Alle 10:08 ora della costa orientale, il Dow Jones Industrial Average ha perso 3,54 punti, pari allo 0,01%, attestandosi a 49.605,62, mentre l'S&P 500 è salito di 11,38 punti, pari allo 0,15%, a 7.410,31, e il Nasdaq Composite ha guadagnato 10,19 punti, pari allo 0,04%, raggiungendo quota 26.257,27.

Otto degli undici principali settori dell'indice S&P 500 hanno chiuso in rialzo, con il settore energetico in testa con guadagni dell'1,5%.

Anche il settore dei materiali ha registrato un aumento dell'1,3%, seguendo l'andamento positivo dei prezzi dei metalli preziosi.

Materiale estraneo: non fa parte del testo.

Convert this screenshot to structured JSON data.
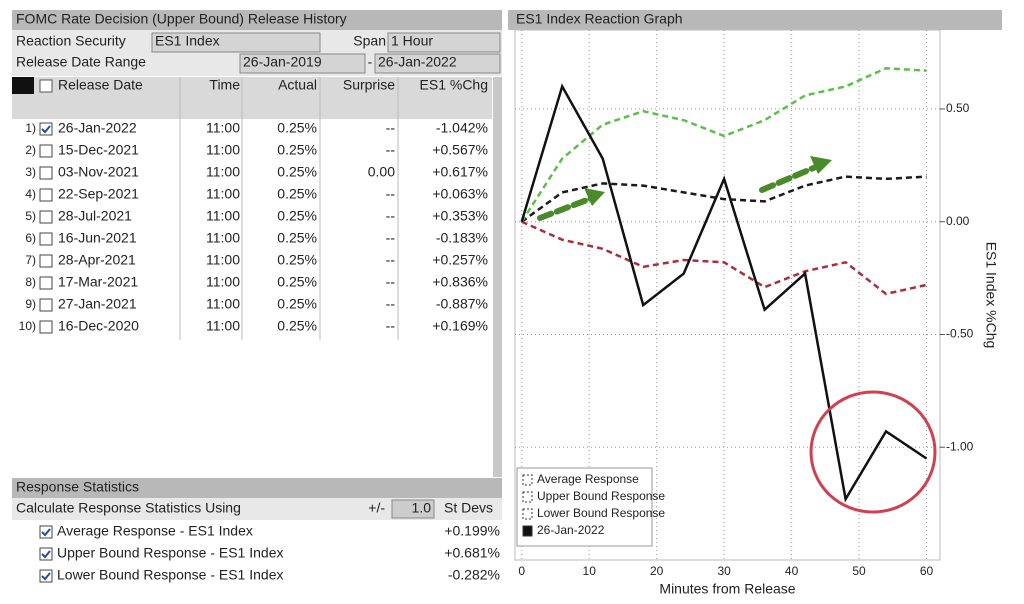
{
  "left_panel": {
    "title": "FOMC Rate Decision (Upper Bound) Release History",
    "reaction_security_label": "Reaction Security",
    "reaction_security": "ES1 Index",
    "span_label": "Span",
    "span": "1 Hour",
    "date_range_label": "Release Date Range",
    "date_from": "26-Jan-2019",
    "range_separator": "-",
    "date_to": "26-Jan-2022",
    "columns": [
      "Release Date",
      "Time",
      "Actual",
      "Surprise",
      "ES1 %Chg"
    ],
    "rows": [
      [
        "1)",
        "26-Jan-2022",
        "11:00",
        "0.25%",
        "--",
        "-1.042%"
      ],
      [
        "2)",
        "15-Dec-2021",
        "11:00",
        "0.25%",
        "--",
        "+0.567%"
      ],
      [
        "3)",
        "03-Nov-2021",
        "11:00",
        "0.25%",
        "0.00",
        "+0.617%"
      ],
      [
        "4)",
        "22-Sep-2021",
        "11:00",
        "0.25%",
        "--",
        "+0.063%"
      ],
      [
        "5)",
        "28-Jul-2021",
        "11:00",
        "0.25%",
        "--",
        "+0.353%"
      ],
      [
        "6)",
        "16-Jun-2021",
        "11:00",
        "0.25%",
        "--",
        "-0.183%"
      ],
      [
        "7)",
        "28-Apr-2021",
        "11:00",
        "0.25%",
        "--",
        "+0.257%"
      ],
      [
        "8)",
        "17-Mar-2021",
        "11:00",
        "0.25%",
        "--",
        "+0.836%"
      ],
      [
        "9)",
        "27-Jan-2021",
        "11:00",
        "0.25%",
        "--",
        "-0.887%"
      ],
      [
        "10)",
        "16-Dec-2020",
        "11:00",
        "0.25%",
        "--",
        "+0.169%"
      ]
    ]
  },
  "stats": {
    "title": "Response Statistics",
    "calc_label": "Calculate Response Statistics Using",
    "plus_minus": "+/-",
    "devs": "1.0",
    "devs_unit": "St Devs",
    "rows": [
      [
        "Average Response - ES1 Index",
        "+0.199%"
      ],
      [
        "Upper Bound Response - ES1 Index",
        "+0.681%"
      ],
      [
        "Lower Bound Response - ES1 Index",
        "-0.282%"
      ]
    ]
  },
  "chart_data": {
    "type": "line",
    "title": "ES1 Index Reaction Graph",
    "x_label": "Minutes from Release",
    "y_label": "ES1 Index %Chg",
    "x": [
      0,
      6,
      12,
      18,
      24,
      30,
      36,
      42,
      48,
      54,
      60
    ],
    "series": [
      {
        "name": "Average Response",
        "color": "#1a1a1a",
        "style": "dashed",
        "values": [
          0,
          0.13,
          0.17,
          0.16,
          0.13,
          0.1,
          0.09,
          0.16,
          0.2,
          0.19,
          0.2
        ]
      },
      {
        "name": "Upper Bound Response",
        "color": "#5cbf4a",
        "style": "dashed",
        "values": [
          0,
          0.28,
          0.43,
          0.49,
          0.45,
          0.38,
          0.45,
          0.56,
          0.6,
          0.68,
          0.67
        ]
      },
      {
        "name": "Lower Bound Response",
        "color": "#a8303c",
        "style": "dashed",
        "values": [
          0,
          -0.08,
          -0.12,
          -0.2,
          -0.17,
          -0.18,
          -0.29,
          -0.22,
          -0.18,
          -0.32,
          -0.28
        ]
      },
      {
        "name": "26-Jan-2022",
        "color": "#111111",
        "style": "solid",
        "values": [
          0,
          0.6,
          0.28,
          -0.37,
          -0.23,
          0.19,
          -0.39,
          -0.23,
          -1.23,
          -0.93,
          -1.05
        ]
      }
    ],
    "xlim": [
      -1,
      62
    ],
    "ylim": [
      -1.5,
      0.85
    ],
    "xticks": [
      0,
      10,
      20,
      30,
      40,
      50,
      60
    ],
    "yticks": [
      {
        "value": 0.5,
        "label": "0.50"
      },
      {
        "value": 0,
        "label": "0.00"
      },
      {
        "value": -0.5,
        "label": "-0.50"
      },
      {
        "value": -1,
        "label": "-1.00"
      }
    ],
    "grid": true,
    "legend": "lower left"
  }
}
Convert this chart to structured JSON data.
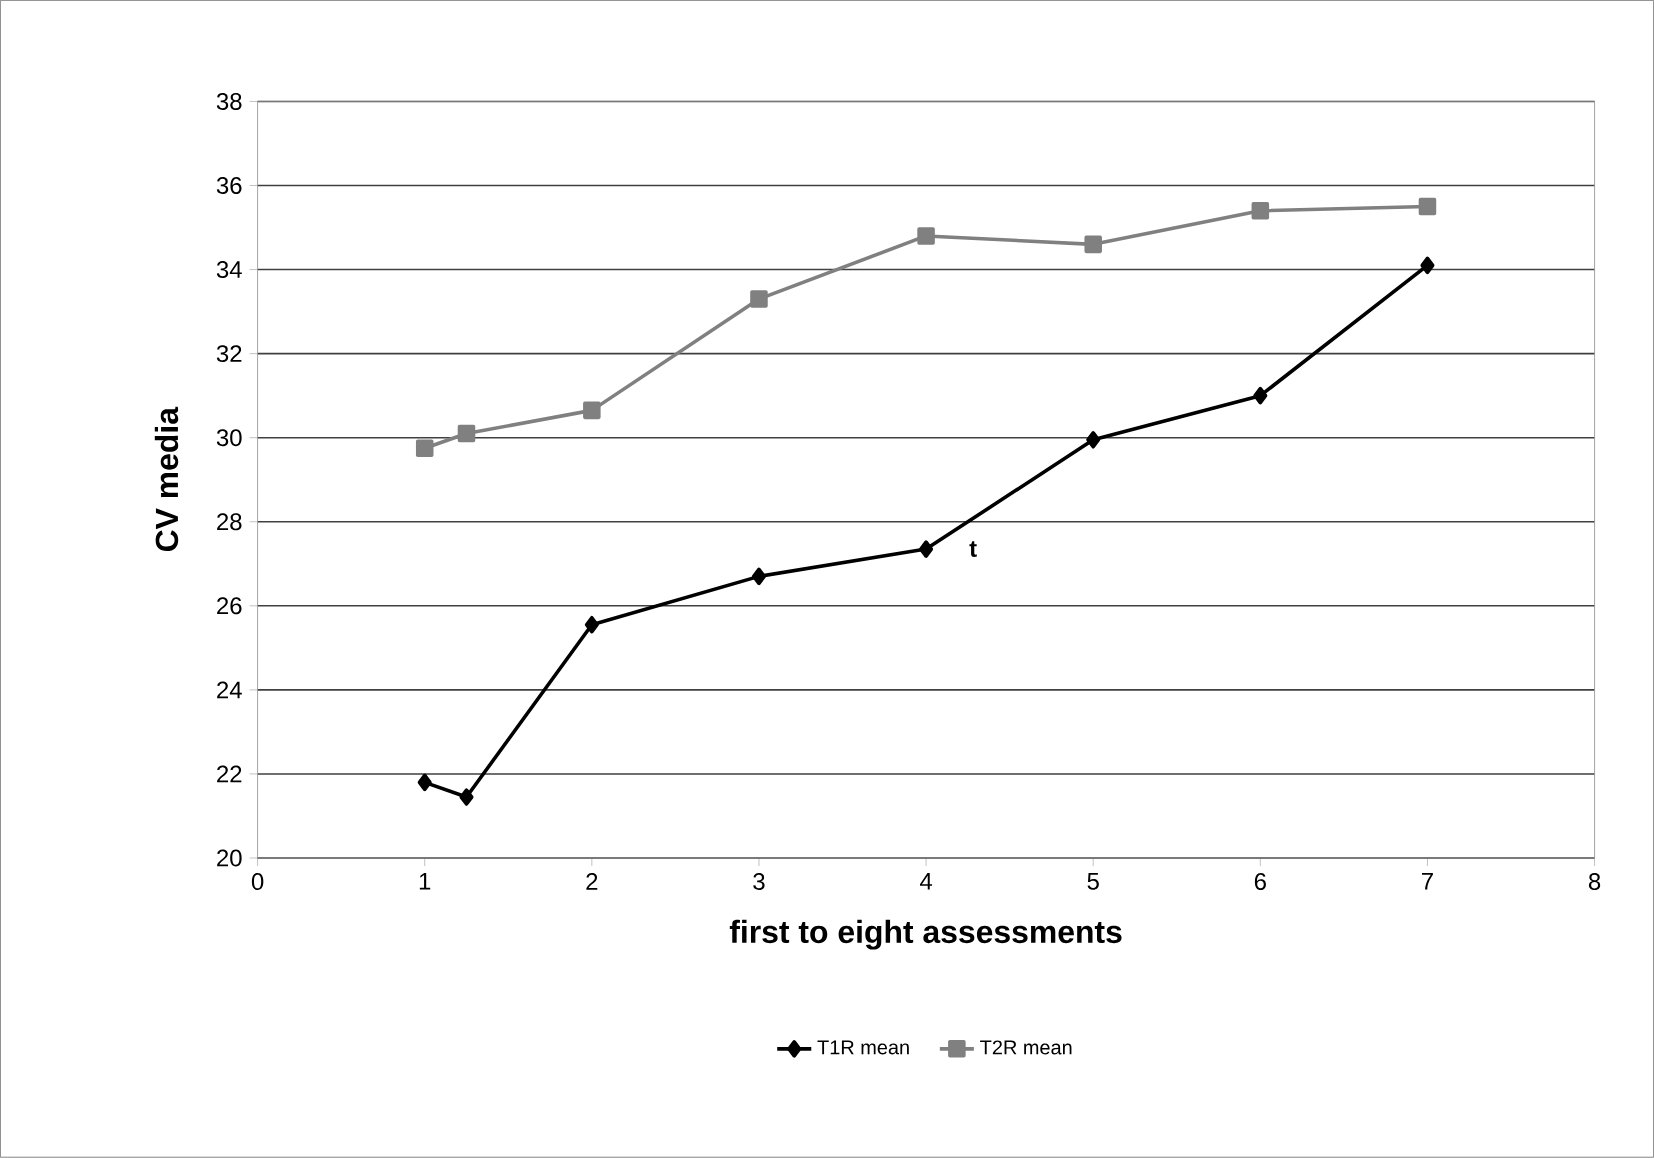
{
  "chart_data": {
    "type": "line",
    "xlabel": "first to eight assessments",
    "ylabel": "CV media",
    "xlim": [
      0,
      8
    ],
    "xticks": [
      0,
      1,
      2,
      3,
      4,
      5,
      6,
      7,
      8
    ],
    "ylim": [
      20,
      38
    ],
    "yticks": [
      20,
      22,
      24,
      26,
      28,
      30,
      32,
      34,
      36,
      38
    ],
    "grid": "y",
    "legend": "bottom",
    "series": [
      {
        "name": "T1R mean",
        "color": "#000000",
        "marker": "diamond",
        "x": [
          1,
          1.25,
          2,
          3,
          4,
          5,
          6,
          7
        ],
        "values": [
          21.8,
          21.45,
          25.55,
          26.7,
          27.35,
          29.95,
          31.0,
          34.1
        ]
      },
      {
        "name": "T2R mean",
        "color": "#808080",
        "marker": "square",
        "x": [
          1,
          1.25,
          2,
          3,
          4,
          5,
          6,
          7
        ],
        "values": [
          29.75,
          30.1,
          30.65,
          33.3,
          34.8,
          34.6,
          35.4,
          35.5
        ]
      }
    ],
    "annotations": [
      {
        "text": "t",
        "x": 4,
        "y": 27.35
      }
    ]
  }
}
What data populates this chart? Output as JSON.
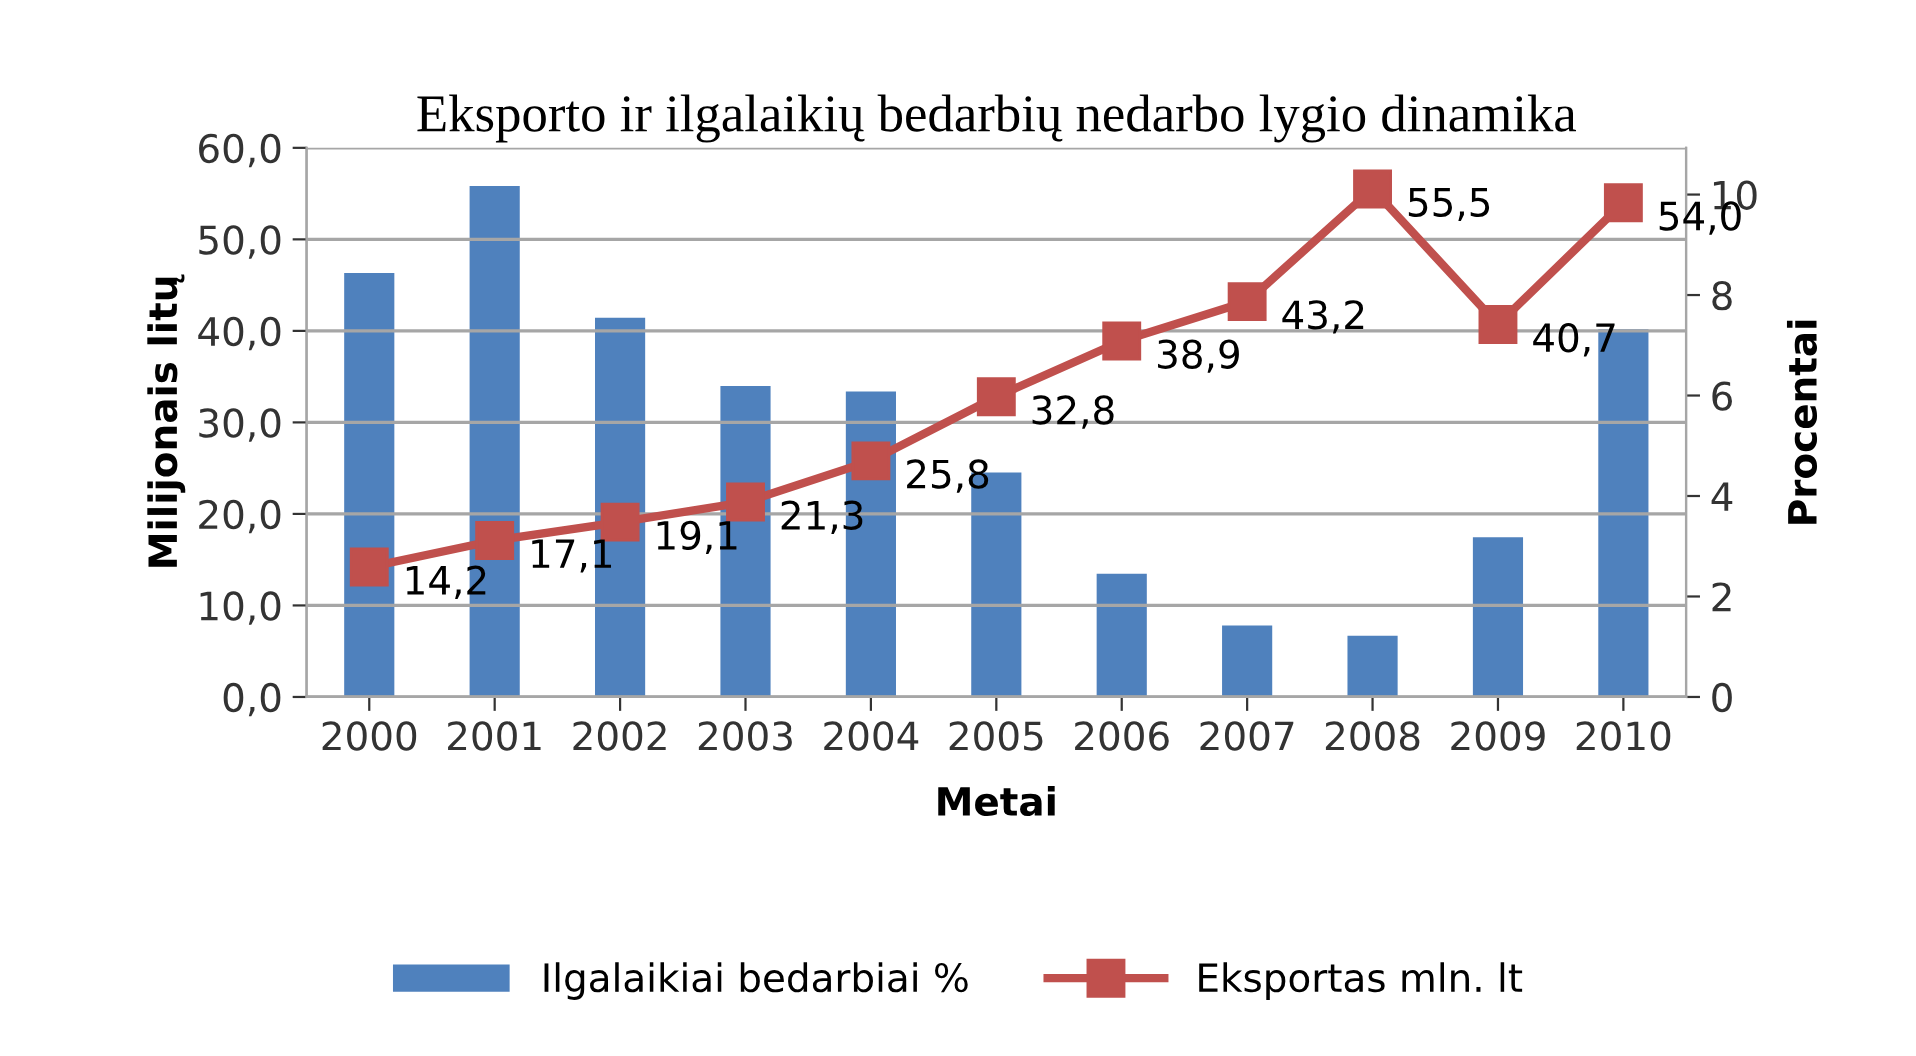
{
  "chart_data": {
    "type": "bar",
    "title": "Eksporto ir ilgalaikių bedarbių nedarbo lygio dinamika",
    "xlabel": "Metai",
    "ylabel": "Milijonais litų",
    "y2label": "Procentai",
    "categories": [
      "2000",
      "2001",
      "2002",
      "2003",
      "2004",
      "2005",
      "2006",
      "2007",
      "2008",
      "2009",
      "2010"
    ],
    "series": [
      {
        "name": "Ilgalaikiai bedarbiai %",
        "axis": "y2",
        "color": "#4f81bd",
        "values": [
          8.44,
          10.17,
          7.55,
          6.19,
          6.08,
          4.47,
          2.45,
          1.42,
          1.22,
          3.18,
          7.32
        ]
      },
      {
        "name": "Eksportas mln. lt",
        "type": "line",
        "color": "#c0504d",
        "marker": "square",
        "data_labels": true,
        "value_labels": [
          "14,2",
          "17,1",
          "19,1",
          "21,3",
          "25,8",
          "32,8",
          "38,9",
          "43,2",
          "55,5",
          "40,7",
          "54,0"
        ],
        "values": [
          14.2,
          17.1,
          19.1,
          21.3,
          25.8,
          32.8,
          38.9,
          43.2,
          55.5,
          40.7,
          54.0
        ]
      }
    ],
    "ylim": [
      0,
      60
    ],
    "yticks": [
      {
        "value": 0,
        "label": "0,0"
      },
      {
        "value": 10,
        "label": "10,0"
      },
      {
        "value": 20,
        "label": "20,0"
      },
      {
        "value": 30,
        "label": "30,0"
      },
      {
        "value": 40,
        "label": "40,0"
      },
      {
        "value": 50,
        "label": "50,0"
      },
      {
        "value": 60,
        "label": "60,0"
      }
    ],
    "y2lim": [
      0,
      10.93
    ],
    "y2ticks": [
      0,
      2,
      4,
      6,
      8,
      10
    ],
    "grid": "y",
    "legend": "bottom"
  }
}
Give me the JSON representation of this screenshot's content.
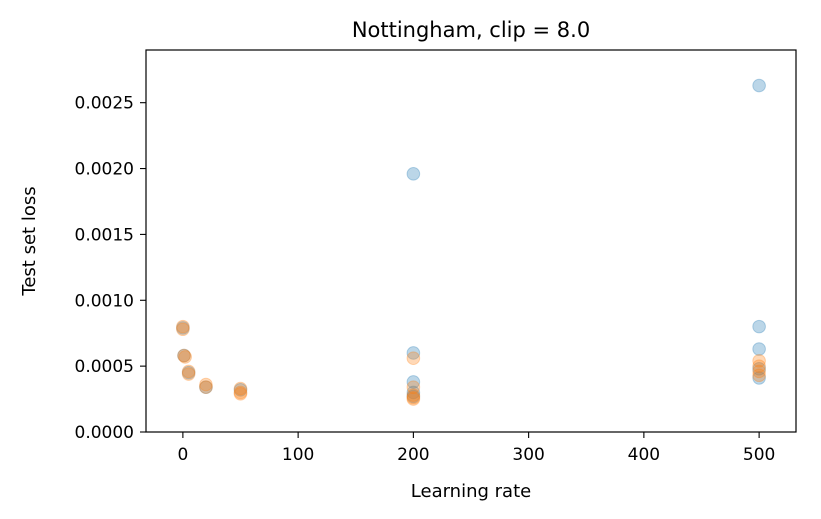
{
  "chart_data": {
    "type": "scatter",
    "title": "Nottingham, clip = 8.0",
    "xlabel": "Learning rate",
    "ylabel": "Test set loss",
    "xlim": [
      -32,
      532
    ],
    "ylim": [
      0,
      0.0029
    ],
    "xticks": [
      0,
      100,
      200,
      300,
      400,
      500
    ],
    "xtick_labels": [
      "0",
      "100",
      "200",
      "300",
      "400",
      "500"
    ],
    "yticks": [
      0,
      0.0005,
      0.001,
      0.0015,
      0.002,
      0.0025
    ],
    "ytick_labels": [
      "0.0000",
      "0.0005",
      "0.0010",
      "0.0015",
      "0.0020",
      "0.0025"
    ],
    "grid": false,
    "legend": false,
    "series": [
      {
        "color": "#1f77b4",
        "opacity": 0.3,
        "points": [
          {
            "x": 0,
            "y": 0.00079
          },
          {
            "x": 1,
            "y": 0.00058
          },
          {
            "x": 5,
            "y": 0.00045
          },
          {
            "x": 20,
            "y": 0.00034
          },
          {
            "x": 50,
            "y": 0.00032
          },
          {
            "x": 200,
            "y": 0.00196
          },
          {
            "x": 200,
            "y": 0.0006
          },
          {
            "x": 200,
            "y": 0.00038
          },
          {
            "x": 200,
            "y": 0.0003
          },
          {
            "x": 200,
            "y": 0.00027
          },
          {
            "x": 500,
            "y": 0.00263
          },
          {
            "x": 500,
            "y": 0.0008
          },
          {
            "x": 500,
            "y": 0.00063
          },
          {
            "x": 500,
            "y": 0.00048
          },
          {
            "x": 500,
            "y": 0.00041
          }
        ]
      },
      {
        "color": "#ff7f0e",
        "opacity": 0.3,
        "points": [
          {
            "x": 0,
            "y": 0.0008
          },
          {
            "x": 0,
            "y": 0.00078
          },
          {
            "x": 1,
            "y": 0.00058
          },
          {
            "x": 2,
            "y": 0.00057
          },
          {
            "x": 5,
            "y": 0.00046
          },
          {
            "x": 5,
            "y": 0.00044
          },
          {
            "x": 20,
            "y": 0.00036
          },
          {
            "x": 20,
            "y": 0.00034
          },
          {
            "x": 50,
            "y": 0.00033
          },
          {
            "x": 50,
            "y": 0.0003
          },
          {
            "x": 50,
            "y": 0.00029
          },
          {
            "x": 200,
            "y": 0.00056
          },
          {
            "x": 200,
            "y": 0.00034
          },
          {
            "x": 200,
            "y": 0.00028
          },
          {
            "x": 200,
            "y": 0.00026
          },
          {
            "x": 200,
            "y": 0.00025
          },
          {
            "x": 500,
            "y": 0.00054
          },
          {
            "x": 500,
            "y": 0.0005
          },
          {
            "x": 500,
            "y": 0.00046
          },
          {
            "x": 500,
            "y": 0.00043
          }
        ]
      }
    ]
  }
}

Gli investitori stanno inoltre seguendo con attenzione l'imminente incontro tra Trump e il presidente cinese Xi Jinping, previsto per la fine di questa settimana, durante il quale i due leader dovrebbero discutere di Iran, Taiwan, intelligenza artificiale, armi nucleari e una possibile estensione dell'accordo sui minerali critici.

Si prevede inoltre che la stagione degli utili rallenti gradualmente dopo la forte performance trainata dal settore tecnologico.

Tra le principali aziende che pubblicheranno i loro risultati questa settimana figurano il gigante delle reti Cisco Systems e il produttore di apparecchiature per semiconduttori Applied Materials, mentre Nvidia e Walmart dovrebbero diffondere i loro risultati nel corso del mese.

Le azioni di Intel sono salite del 3,5% lunedì, dopo un'impennata del 14% venerdì, a seguito delle indiscrezioni su un accordo preliminare per la produzione di chip con Apple, mentre la rivale Qualcomm ha registrato un balzo dell'8,6%, raggiungendo un massimo storico.

Nel frattempo, le azioni di Mosaic sono scese del 2,1% dopo che la società di fertilizzanti ha ritirato le sue previsioni annuali sulla produzione di fosfati.

Le azioni di Fox Corp hanno guadagnato il 4% dopo che la società di media ha superato le stime di Wall Street per i ricavi del terzo trimestre.

Altrove, diversi titoli azionari di compagnie aeree hanno registrato cali a causa dell'aumento dei prezzi del petrolio che ha minacciato i margini di profitto, con Southwest Airlines, Delta Air Lines, Alaska Air e United Airlines in ribasso tra l'1,8% e il 2%.

Sul NYSE, il numero dei titoli in rialzo ha superato quello dei titoli in ribasso con un rapporto di 1,05 a 1 e sul Nasdaq di 1,01 a 1.

L'indice S&P 500 ha registrato 27 nuovi massimi a 52 settimane contro 30 nuovi minimi, mentre il Nasdaq Composite ha registrato 115 nuovi massimi e 91 nuovi minimi.